地下三階に移動して、しばらく待って二人と合流。
回り道したが、ようやく検証スタートだ。
「セレスト。ここはさっきどうだった? 俺がいなかった時」
「えっと……全員がモンスターを一回倒した、かな」
「全員?」
「ええ、全員。

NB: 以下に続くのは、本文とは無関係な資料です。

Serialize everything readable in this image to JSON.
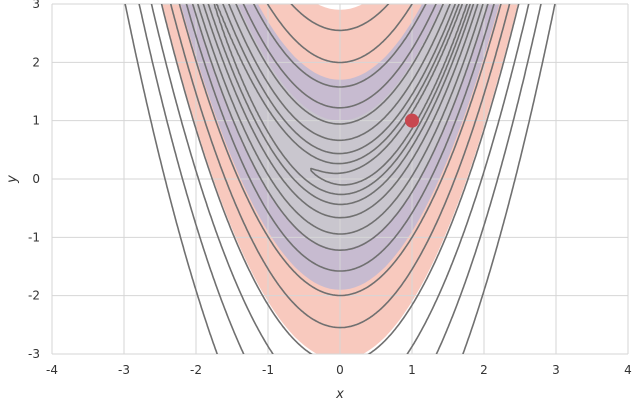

私達三人と、今ここにはいないイヴも含めて」
「そういえば俺と入れ替わりにどっか行ったなイヴ」
「まだこの階にいるみたいだよ」
アリスの指摘にちょっと驚く。
「そうなのか?」
「うん、あっちの方に」
「冒険者の気配もわかるのか?」
「うん! モンスター程じゃないけど、イヴちゃんわかりやすいから。さっきからずっと同じ場所にいて動いてないね」
「そっか。じゃあ皆、一回ずつ倒してくれるか?」
「「「……」」」
エミリー、セレスト、アリスの三人は互いを見つめて、複雑そうな表情をした。
どうしたんだろうか、と思ったのだが。
「……わかったわ」
「いいの?」
「一回ずつなら」
「……なるほど」
「わかったです」
何故かちょっと深刻な空気が流れた。
さっきもそうだが、一体この地下三階はどういうモンスターなんだ?
それを図りかねていると、アリスを先頭にして歩き出した。
アリスレーダーでモンスターを探して、こっちからエンカウントしていく。
遭遇したモンスターはセレストを相手に変身を始めて――俺の姿になった。
セレストは糸操作のバイコーンホーンであっさり偽物の俺を瞬殺した。
そして再び歩き出す。
アリスのおかげですぐさま再カウントした。
今度はエミリーが相手の変身――やっぱり俺だった。
エミリーはちらっと俺を見てから、ハンマーをぶん回して偽の俺をぶっつぶした。
「りょーちんつかっちゃうね」
仲間モンスターをおいてきたアリスはそう宣言した。
ほとんど間をおかずにエンカウント、同時にアリスがりょーちんを召喚。
「また俺?」
三度、俺の偽物が現われて、りょーちんがそれを瞬殺した。
「ここってどういう――」
「入り口なんの変化もないって」
食い気味に、アリスが俺の言葉を遮った。
「お、おう? そうか、変化がないのか」
「この階じゃないみたいだね」
「地下四階へ行きましょう」
「お、おう……?」
どことなく緊張気味の三人、ますますなんなんだろうと思ったが、聞ける空気じゃないまま階段にやってきて、地下四階に降りた。
地下四階に降りてきた俺たち。
「うっ……」
さっきの記憶を思い出して、心がちょっと痛くなった。
地下四階のモンスター、ターゲットにした相手の黒歴史に化けてしまうとんでもないヤツ。
「ここも……やらないと……」
「いけないわね」
「そだね」
「頑張るです」
「……」
エミリーはともかく、セレストも黒歴史の洗礼を受けているはずなのだが、嫌がるところが、さっきに比べて表情が明るくなった気がする。
俺たちはアリスの案内で地下四階を回った。
中二病の俺、ポエマーセレスト、魔王エミリー。
それぞれの黒歴史をもう一度順に倒していった。
「どう?」
「まだだね、何も変わってないみたい」
「そうか、じゃあ五階だ」
頷く仲間達と一緒に、今度は五階に降りる。
「うん、やっぱりちょっと違う」
降りてきた途端に感じる、空気の違い。
地下五階と、それまでの階とで微妙に違う空気。
改めて錯覚じゃないと思った。
「もしかして、ここに入ったからか?」
「ちがうね、まだ入り口ひらいてるまま」
「そっか……えっと、さっきはここでどうしたんだっけ?」
「見比べるために階段を行ったり来たりしたはずよ」
「そうだったそうだった、たしかこう――」
「リョータ!」
四階に戻って、更に五階に引き返してきた途端、アリスがものすごい勢いで俺を呼んだ。
「どうした」
「入り口が消えた」
「本当か!?」
「うん! リョータがこっちに戻った瞬間だった」
「って、事は……」
「引き返した、から?」
答えが、見えたような気がした。